In der Schweiz trifft er noch nach Kriegsbeginn den untergetauchten Freund Karl, Regimegegner und einst Mitschüler von Hans und Hellmut, der den Protagonisten konfrontiert. »Kannst du wirklich noch für dieses Regime arbeiten?« Hans antwortet: »Es sind doch nur konsularische Fragen.«
An anderen Stellen erweist sich der Stoff als kaum zu bändigen. Das erste Attribut, das der Roman Joseph Goebbels bei dessen Auftreten zuschreibt, ist sein Hinken, und auch Zitate aus der Sportpalastrede lässt das Buch nicht aus. Einer derart flachen historischen Figur wie Joseph Goebbels literarische Uneindeutigkeiten abzugewinnen, dürfte so handwerklich schwierig wie moralisch heikel sein, aber über das Erwartbare gelangt sie bei Nora Bossong kaum hinaus.

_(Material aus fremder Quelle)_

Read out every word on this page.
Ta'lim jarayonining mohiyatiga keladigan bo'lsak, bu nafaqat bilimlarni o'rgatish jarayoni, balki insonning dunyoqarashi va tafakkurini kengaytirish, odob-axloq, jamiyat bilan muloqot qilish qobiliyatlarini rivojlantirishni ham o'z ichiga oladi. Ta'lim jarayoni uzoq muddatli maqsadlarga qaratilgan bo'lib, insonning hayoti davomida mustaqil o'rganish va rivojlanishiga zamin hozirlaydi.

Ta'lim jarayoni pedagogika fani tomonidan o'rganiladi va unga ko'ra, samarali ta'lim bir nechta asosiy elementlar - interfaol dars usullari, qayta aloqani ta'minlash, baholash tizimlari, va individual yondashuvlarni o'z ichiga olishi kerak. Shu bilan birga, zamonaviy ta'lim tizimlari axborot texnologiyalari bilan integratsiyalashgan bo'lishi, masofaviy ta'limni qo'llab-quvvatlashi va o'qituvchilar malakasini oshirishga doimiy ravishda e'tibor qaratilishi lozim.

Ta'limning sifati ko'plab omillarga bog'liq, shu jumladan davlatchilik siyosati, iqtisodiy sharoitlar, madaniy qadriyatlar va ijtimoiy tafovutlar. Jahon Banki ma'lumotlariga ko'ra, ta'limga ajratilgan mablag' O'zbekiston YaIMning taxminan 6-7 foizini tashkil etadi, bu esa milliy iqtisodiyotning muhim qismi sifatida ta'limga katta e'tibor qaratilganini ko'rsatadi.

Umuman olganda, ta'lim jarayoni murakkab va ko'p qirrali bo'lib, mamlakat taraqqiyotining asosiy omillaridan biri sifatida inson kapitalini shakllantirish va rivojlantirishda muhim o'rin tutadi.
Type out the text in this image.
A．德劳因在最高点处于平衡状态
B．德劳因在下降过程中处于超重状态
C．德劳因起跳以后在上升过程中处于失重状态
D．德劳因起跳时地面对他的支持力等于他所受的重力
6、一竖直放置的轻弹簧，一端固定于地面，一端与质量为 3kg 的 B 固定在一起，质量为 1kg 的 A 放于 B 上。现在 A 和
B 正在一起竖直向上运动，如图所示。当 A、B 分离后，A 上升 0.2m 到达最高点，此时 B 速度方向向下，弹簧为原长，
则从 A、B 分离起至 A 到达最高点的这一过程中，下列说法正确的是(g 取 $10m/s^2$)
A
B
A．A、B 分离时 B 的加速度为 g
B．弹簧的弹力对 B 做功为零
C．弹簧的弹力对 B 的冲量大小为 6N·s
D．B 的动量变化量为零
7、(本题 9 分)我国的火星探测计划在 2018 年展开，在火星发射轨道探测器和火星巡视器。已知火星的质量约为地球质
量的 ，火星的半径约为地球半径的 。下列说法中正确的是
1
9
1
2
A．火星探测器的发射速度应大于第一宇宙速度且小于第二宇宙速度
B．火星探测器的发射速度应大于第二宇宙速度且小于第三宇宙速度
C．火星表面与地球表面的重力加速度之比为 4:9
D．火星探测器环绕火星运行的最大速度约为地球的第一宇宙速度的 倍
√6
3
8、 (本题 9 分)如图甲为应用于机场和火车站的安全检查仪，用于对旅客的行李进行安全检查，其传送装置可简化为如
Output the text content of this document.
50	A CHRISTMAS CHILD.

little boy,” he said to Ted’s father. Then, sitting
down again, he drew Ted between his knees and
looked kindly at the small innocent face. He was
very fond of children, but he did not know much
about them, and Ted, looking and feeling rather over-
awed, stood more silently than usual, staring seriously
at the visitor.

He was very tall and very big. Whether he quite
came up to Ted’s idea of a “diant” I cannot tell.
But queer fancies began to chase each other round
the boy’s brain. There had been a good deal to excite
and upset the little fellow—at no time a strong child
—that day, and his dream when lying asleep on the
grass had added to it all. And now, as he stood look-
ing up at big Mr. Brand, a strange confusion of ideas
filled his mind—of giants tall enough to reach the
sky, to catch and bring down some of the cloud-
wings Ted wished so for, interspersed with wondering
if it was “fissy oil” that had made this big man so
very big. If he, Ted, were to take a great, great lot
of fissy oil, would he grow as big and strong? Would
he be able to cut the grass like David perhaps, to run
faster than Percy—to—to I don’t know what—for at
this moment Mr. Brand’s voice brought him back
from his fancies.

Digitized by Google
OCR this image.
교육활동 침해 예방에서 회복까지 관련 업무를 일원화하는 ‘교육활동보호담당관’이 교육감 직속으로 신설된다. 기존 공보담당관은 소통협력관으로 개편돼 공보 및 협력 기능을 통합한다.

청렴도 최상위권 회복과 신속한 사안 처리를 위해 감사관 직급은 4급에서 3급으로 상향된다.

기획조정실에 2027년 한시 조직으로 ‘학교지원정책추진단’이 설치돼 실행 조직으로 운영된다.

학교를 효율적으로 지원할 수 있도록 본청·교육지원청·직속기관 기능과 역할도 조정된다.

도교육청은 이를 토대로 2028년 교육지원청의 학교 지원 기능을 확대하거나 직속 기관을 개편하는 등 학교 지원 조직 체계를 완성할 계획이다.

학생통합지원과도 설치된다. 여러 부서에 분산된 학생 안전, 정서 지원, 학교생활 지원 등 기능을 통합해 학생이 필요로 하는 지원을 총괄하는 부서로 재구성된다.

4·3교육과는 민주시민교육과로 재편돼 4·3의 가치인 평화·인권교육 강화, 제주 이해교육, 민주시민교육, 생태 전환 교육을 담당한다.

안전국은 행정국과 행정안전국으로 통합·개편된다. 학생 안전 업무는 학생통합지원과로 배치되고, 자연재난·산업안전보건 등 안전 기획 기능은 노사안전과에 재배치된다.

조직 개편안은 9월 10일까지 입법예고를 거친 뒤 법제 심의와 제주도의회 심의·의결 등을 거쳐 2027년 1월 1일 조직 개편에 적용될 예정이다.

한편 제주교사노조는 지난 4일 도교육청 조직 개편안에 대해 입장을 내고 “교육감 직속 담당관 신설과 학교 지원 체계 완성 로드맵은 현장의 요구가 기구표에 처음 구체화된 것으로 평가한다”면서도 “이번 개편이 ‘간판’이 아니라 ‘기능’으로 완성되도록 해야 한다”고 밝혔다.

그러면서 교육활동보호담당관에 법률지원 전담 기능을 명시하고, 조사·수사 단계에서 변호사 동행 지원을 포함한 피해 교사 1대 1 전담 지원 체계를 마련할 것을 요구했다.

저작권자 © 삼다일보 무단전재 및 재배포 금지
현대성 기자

Auch bei Madga fragt man sich: Kann man eine glühende Nationalsozialistin am literarischen Kriterium messen, dass ihre in den Szenen der Affäre mit Hans eingestreute Vergangenheit streckenweise wirkt wie ein deterministischer Erklärungsversuch der Faschistin, die sie im Roman und historisch geworden ist? Und aus manchen Spaziergängen liest man die Offensichtlichkeit heraus, mit der sie Hans und Magda ins Regierungsviertel führen, damit das Buch historische Ereignisse wie den Reichstagsbrand platzieren kann.
»Reichskanzlerplatz« stellt die Fakten deutscher Nazigeschichte in ein diffiziles Verhältnis zur Fiktion eines politischen Schreibtisch-Mitläufers, die gegenwärtiger nicht sein könnte.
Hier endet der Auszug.